There have been frustrating times for sure, but we truly have so much to be grateful for…a wonderful adoptive family lives just down the hall from us, and another lives just down the road; both with similar experiences to ours, so it has been such a blessing to be able to spend time with them everyday. God has provided miracles all throughout this process, and we are blown away by His power and the way He truly is involved in all the little everyday details of our lives. Kellen is learning more and more English with each passing day, he has such a happy and playful spirit, he is attaching with Nate and I so well, and is finally starting to interact and play with the other kids. We love him so much.
We do have many prayer requests on our hearts right now, and we’d like to invite you to pray with us as well:
- That God would give us wisdom to be the parents He wants us to be.
- That God would heal Kellen of past trauma, and that He would give us wisdom to help him through this healing process.
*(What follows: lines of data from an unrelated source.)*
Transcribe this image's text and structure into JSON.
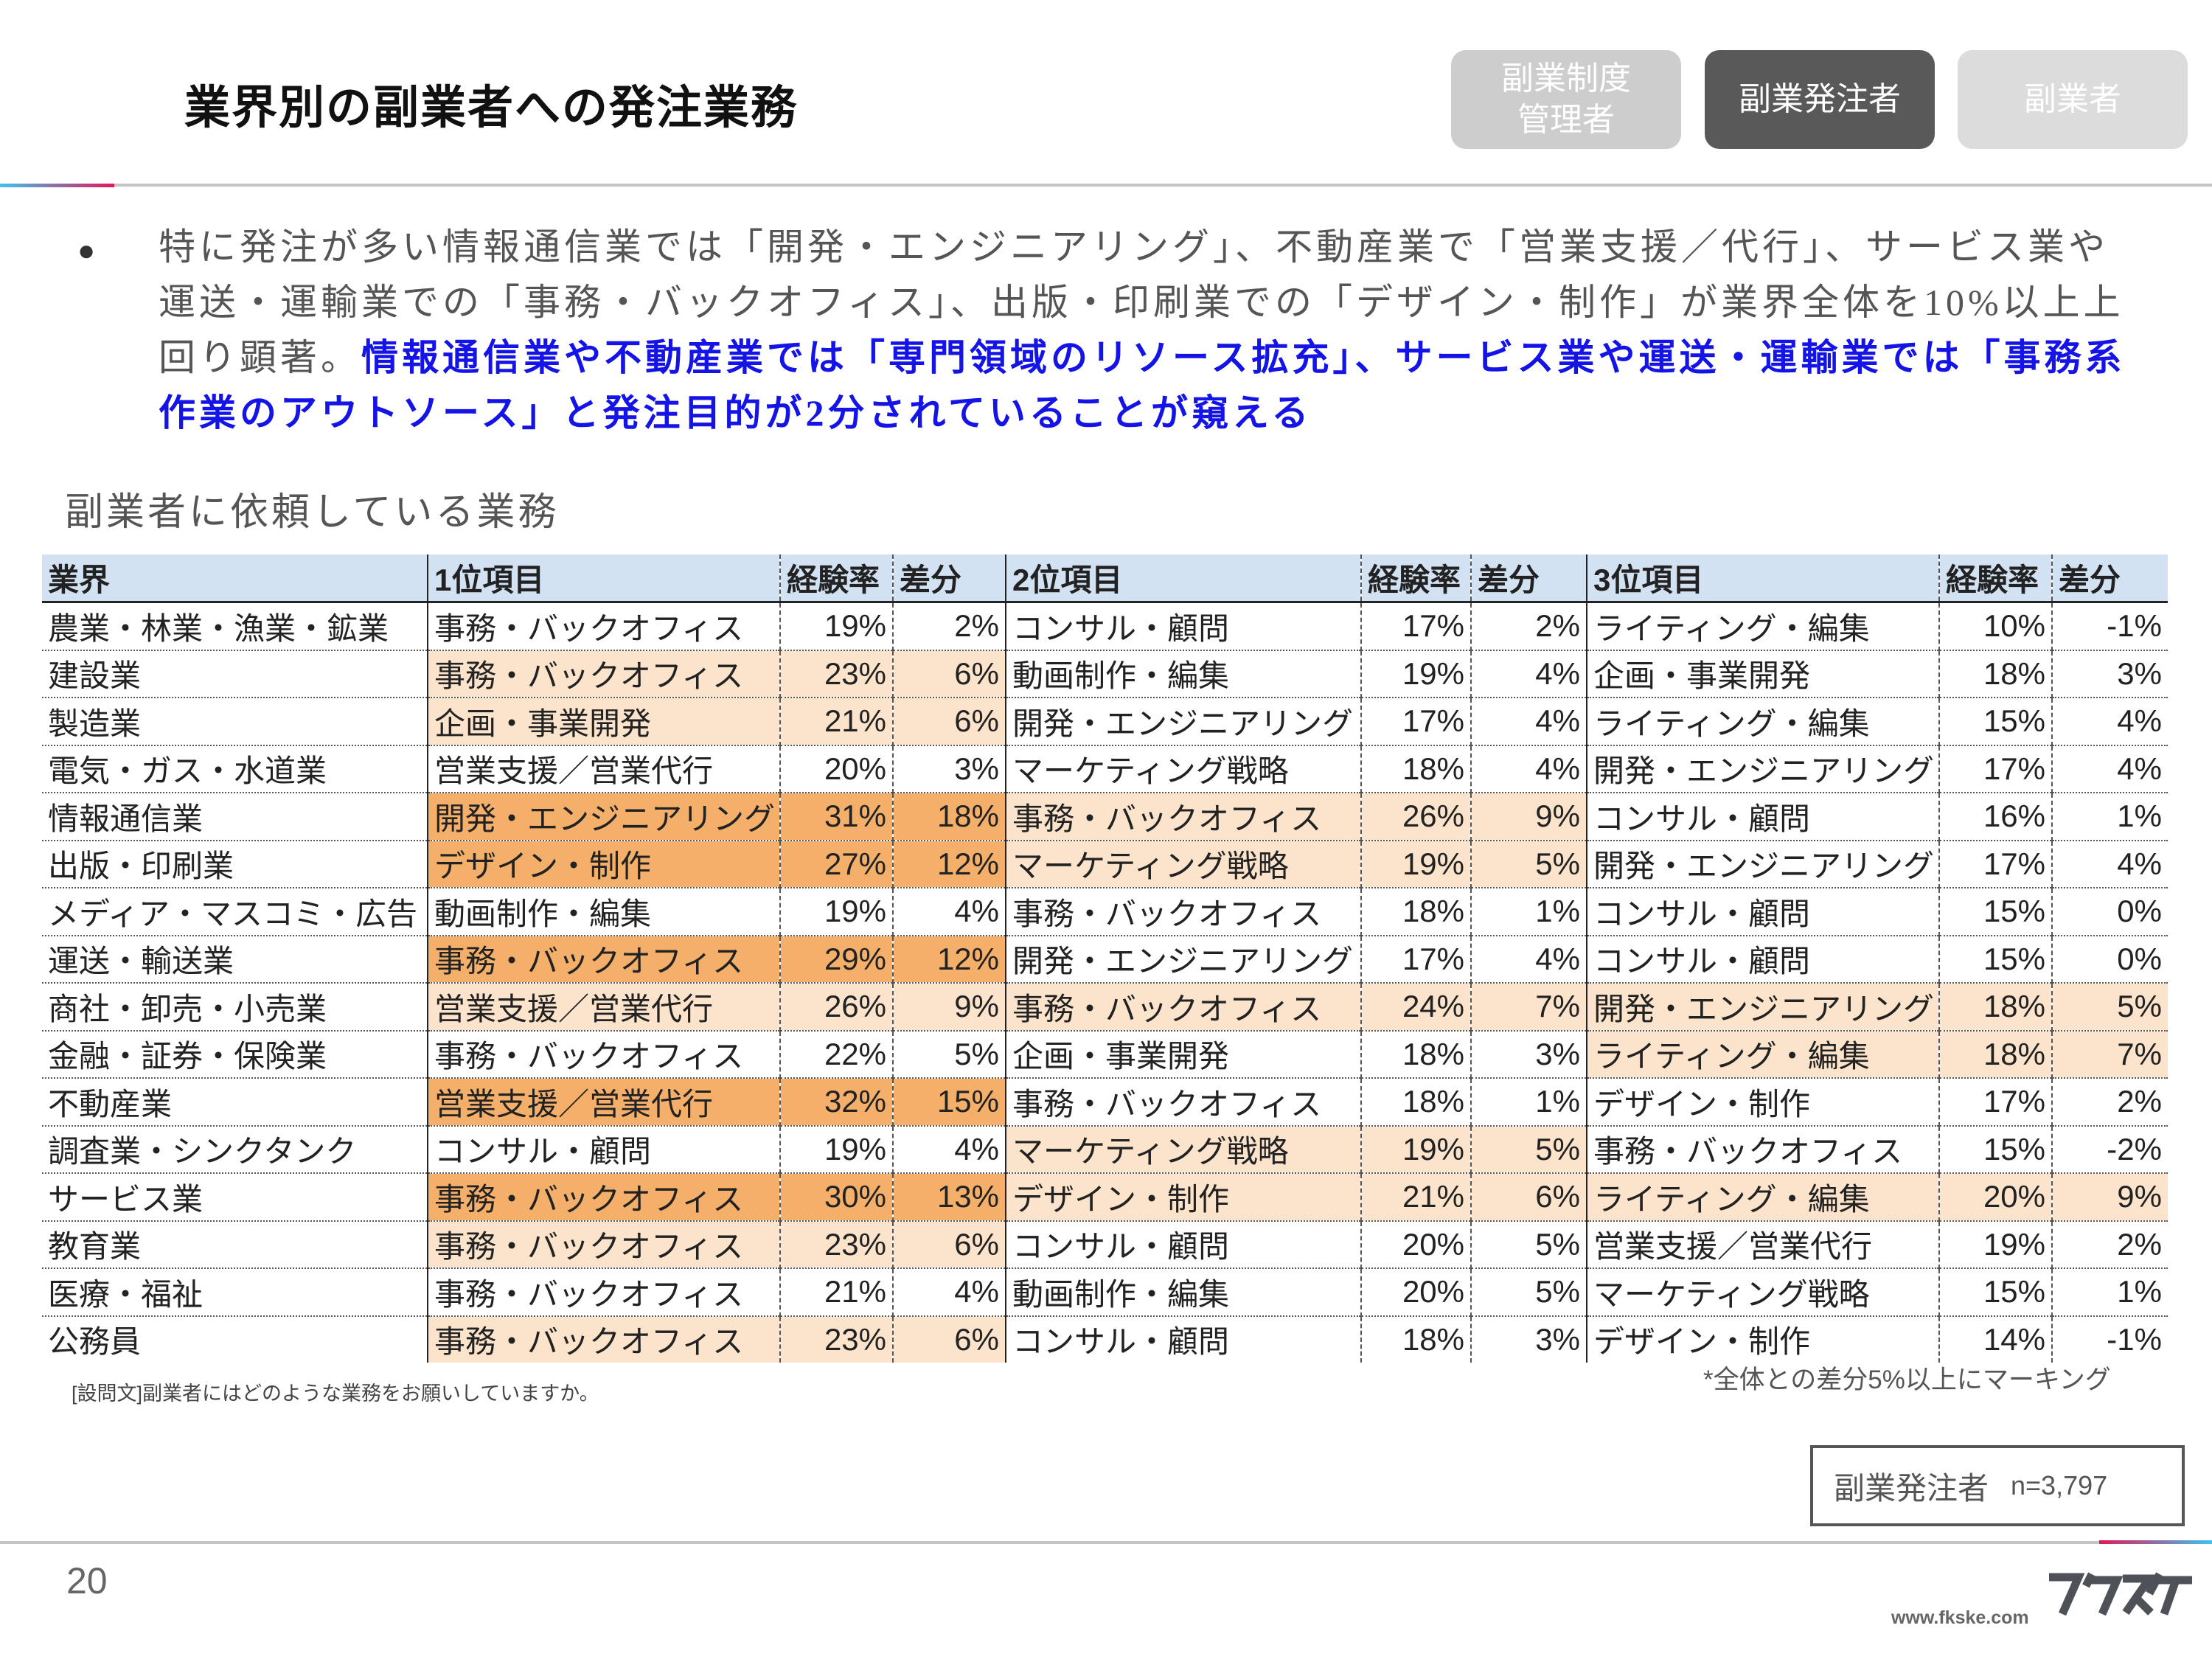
{
  "header": {
    "title": "業界別の副業者への発注業務",
    "segments": [
      {
        "label": "副業制度\n管理者",
        "active": false
      },
      {
        "label": "副業発注者",
        "active": true
      },
      {
        "label": "副業者",
        "active": false
      }
    ]
  },
  "summary": {
    "normal": "特に発注が多い情報通信業では「開発・エンジニアリング」、不動産業で「営業支援／代行」、サービス業や運送・運輸業での「事務・バックオフィス」、出版・印刷業での「デザイン・制作」が業界全体を10%以上上回り顕著。",
    "emphasis": "情報通信業や不動産業では「専門領域のリソース拡充」、サービス業や運送・運輸業では「事務系作業のアウトソース」と発注目的が2分されていることが窺える",
    "emphasis_color": "#1414e6"
  },
  "table_title": "副業者に依頼している業務",
  "table": {
    "headers": [
      "業界",
      "1位項目",
      "経験率",
      "差分",
      "2位項目",
      "経験率",
      "差分",
      "3位項目",
      "経験率",
      "差分"
    ],
    "highlight_colors": {
      "light": "#fbe4cb",
      "strong": "#f4b06b"
    },
    "rows": [
      {
        "industry": "農業・林業・漁業・鉱業",
        "items": [
          {
            "name": "事務・バックオフィス",
            "rate": "19%",
            "diff": "2%",
            "hl": 0
          },
          {
            "name": "コンサル・顧問",
            "rate": "17%",
            "diff": "2%",
            "hl": 0
          },
          {
            "name": "ライティング・編集",
            "rate": "10%",
            "diff": "-1%",
            "hl": 0
          }
        ]
      },
      {
        "industry": "建設業",
        "items": [
          {
            "name": "事務・バックオフィス",
            "rate": "23%",
            "diff": "6%",
            "hl": 1
          },
          {
            "name": "動画制作・編集",
            "rate": "19%",
            "diff": "4%",
            "hl": 0
          },
          {
            "name": "企画・事業開発",
            "rate": "18%",
            "diff": "3%",
            "hl": 0
          }
        ]
      },
      {
        "industry": "製造業",
        "items": [
          {
            "name": "企画・事業開発",
            "rate": "21%",
            "diff": "6%",
            "hl": 1
          },
          {
            "name": "開発・エンジニアリング",
            "rate": "17%",
            "diff": "4%",
            "hl": 0
          },
          {
            "name": "ライティング・編集",
            "rate": "15%",
            "diff": "4%",
            "hl": 0
          }
        ]
      },
      {
        "industry": "電気・ガス・水道業",
        "items": [
          {
            "name": "営業支援／営業代行",
            "rate": "20%",
            "diff": "3%",
            "hl": 0
          },
          {
            "name": "マーケティング戦略",
            "rate": "18%",
            "diff": "4%",
            "hl": 0
          },
          {
            "name": "開発・エンジニアリング",
            "rate": "17%",
            "diff": "4%",
            "hl": 0
          }
        ]
      },
      {
        "industry": "情報通信業",
        "items": [
          {
            "name": "開発・エンジニアリング",
            "rate": "31%",
            "diff": "18%",
            "hl": 2
          },
          {
            "name": "事務・バックオフィス",
            "rate": "26%",
            "diff": "9%",
            "hl": 1
          },
          {
            "name": "コンサル・顧問",
            "rate": "16%",
            "diff": "1%",
            "hl": 0
          }
        ]
      },
      {
        "industry": "出版・印刷業",
        "items": [
          {
            "name": "デザイン・制作",
            "rate": "27%",
            "diff": "12%",
            "hl": 2
          },
          {
            "name": "マーケティング戦略",
            "rate": "19%",
            "diff": "5%",
            "hl": 1
          },
          {
            "name": "開発・エンジニアリング",
            "rate": "17%",
            "diff": "4%",
            "hl": 0
          }
        ]
      },
      {
        "industry": "メディア・マスコミ・広告",
        "items": [
          {
            "name": "動画制作・編集",
            "rate": "19%",
            "diff": "4%",
            "hl": 0
          },
          {
            "name": "事務・バックオフィス",
            "rate": "18%",
            "diff": "1%",
            "hl": 0
          },
          {
            "name": "コンサル・顧問",
            "rate": "15%",
            "diff": "0%",
            "hl": 0
          }
        ]
      },
      {
        "industry": "運送・輸送業",
        "items": [
          {
            "name": "事務・バックオフィス",
            "rate": "29%",
            "diff": "12%",
            "hl": 2
          },
          {
            "name": "開発・エンジニアリング",
            "rate": "17%",
            "diff": "4%",
            "hl": 0
          },
          {
            "name": "コンサル・顧問",
            "rate": "15%",
            "diff": "0%",
            "hl": 0
          }
        ]
      },
      {
        "industry": "商社・卸売・小売業",
        "items": [
          {
            "name": "営業支援／営業代行",
            "rate": "26%",
            "diff": "9%",
            "hl": 1
          },
          {
            "name": "事務・バックオフィス",
            "rate": "24%",
            "diff": "7%",
            "hl": 1
          },
          {
            "name": "開発・エンジニアリング",
            "rate": "18%",
            "diff": "5%",
            "hl": 1
          }
        ]
      },
      {
        "industry": "金融・証券・保険業",
        "items": [
          {
            "name": "事務・バックオフィス",
            "rate": "22%",
            "diff": "5%",
            "hl": 0
          },
          {
            "name": "企画・事業開発",
            "rate": "18%",
            "diff": "3%",
            "hl": 0
          },
          {
            "name": "ライティング・編集",
            "rate": "18%",
            "diff": "7%",
            "hl": 1
          }
        ]
      },
      {
        "industry": "不動産業",
        "items": [
          {
            "name": "営業支援／営業代行",
            "rate": "32%",
            "diff": "15%",
            "hl": 2
          },
          {
            "name": "事務・バックオフィス",
            "rate": "18%",
            "diff": "1%",
            "hl": 0
          },
          {
            "name": "デザイン・制作",
            "rate": "17%",
            "diff": "2%",
            "hl": 0
          }
        ]
      },
      {
        "industry": "調査業・シンクタンク",
        "items": [
          {
            "name": "コンサル・顧問",
            "rate": "19%",
            "diff": "4%",
            "hl": 0
          },
          {
            "name": "マーケティング戦略",
            "rate": "19%",
            "diff": "5%",
            "hl": 1
          },
          {
            "name": "事務・バックオフィス",
            "rate": "15%",
            "diff": "-2%",
            "hl": 0
          }
        ]
      },
      {
        "industry": "サービス業",
        "items": [
          {
            "name": "事務・バックオフィス",
            "rate": "30%",
            "diff": "13%",
            "hl": 2
          },
          {
            "name": "デザイン・制作",
            "rate": "21%",
            "diff": "6%",
            "hl": 1
          },
          {
            "name": "ライティング・編集",
            "rate": "20%",
            "diff": "9%",
            "hl": 1
          }
        ]
      },
      {
        "industry": "教育業",
        "items": [
          {
            "name": "事務・バックオフィス",
            "rate": "23%",
            "diff": "6%",
            "hl": 1
          },
          {
            "name": "コンサル・顧問",
            "rate": "20%",
            "diff": "5%",
            "hl": 0
          },
          {
            "name": "営業支援／営業代行",
            "rate": "19%",
            "diff": "2%",
            "hl": 0
          }
        ]
      },
      {
        "industry": "医療・福祉",
        "items": [
          {
            "name": "事務・バックオフィス",
            "rate": "21%",
            "diff": "4%",
            "hl": 0
          },
          {
            "name": "動画制作・編集",
            "rate": "20%",
            "diff": "5%",
            "hl": 0
          },
          {
            "name": "マーケティング戦略",
            "rate": "15%",
            "diff": "1%",
            "hl": 0
          }
        ]
      },
      {
        "industry": "公務員",
        "items": [
          {
            "name": "事務・バックオフィス",
            "rate": "23%",
            "diff": "6%",
            "hl": 1
          },
          {
            "name": "コンサル・顧問",
            "rate": "18%",
            "diff": "3%",
            "hl": 0
          },
          {
            "name": "デザイン・制作",
            "rate": "14%",
            "diff": "-1%",
            "hl": 0
          }
        ]
      }
    ]
  },
  "footnotes": {
    "question": "[設問文]副業者にはどのような業務をお願いしていますか。",
    "marking": "*全体との差分5%以上にマーキング"
  },
  "sample": {
    "label": "副業発注者",
    "n": "n=3,797"
  },
  "footer": {
    "page_number": "20",
    "url": "www.fkske.com",
    "logo_text": "フクスケ"
  }
}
- That Kellen would continue to bond, connect with, and trust us as his parents; that he would know that even though his location or surroundings may change, that Nate and I are constants that he can now count on to meet his needs.
- That God would give us favor in the eyes of the US Embassy, and that we would be able to obtain Kellen’s visa and come home SOON!
- That God would provide the means for us to stay here, and help us stretch our dollars, as Nate has to take so much time off from work.
I apologize for how long this post was…like I said, I should have done this earlier, so there wasn’t so much to write about now! One more thing: Many of you have asked about the little girl we were working towards adopting, and I am so sorry to say that we will not be able to adopt her. God’s plans are higher than our plans, and His ways than our ways…so even though we don’t always understand the big picture, we can be sure that He DOES! And we thank Him every day for that.
Thank you all for your loving and constant support throughout this process!!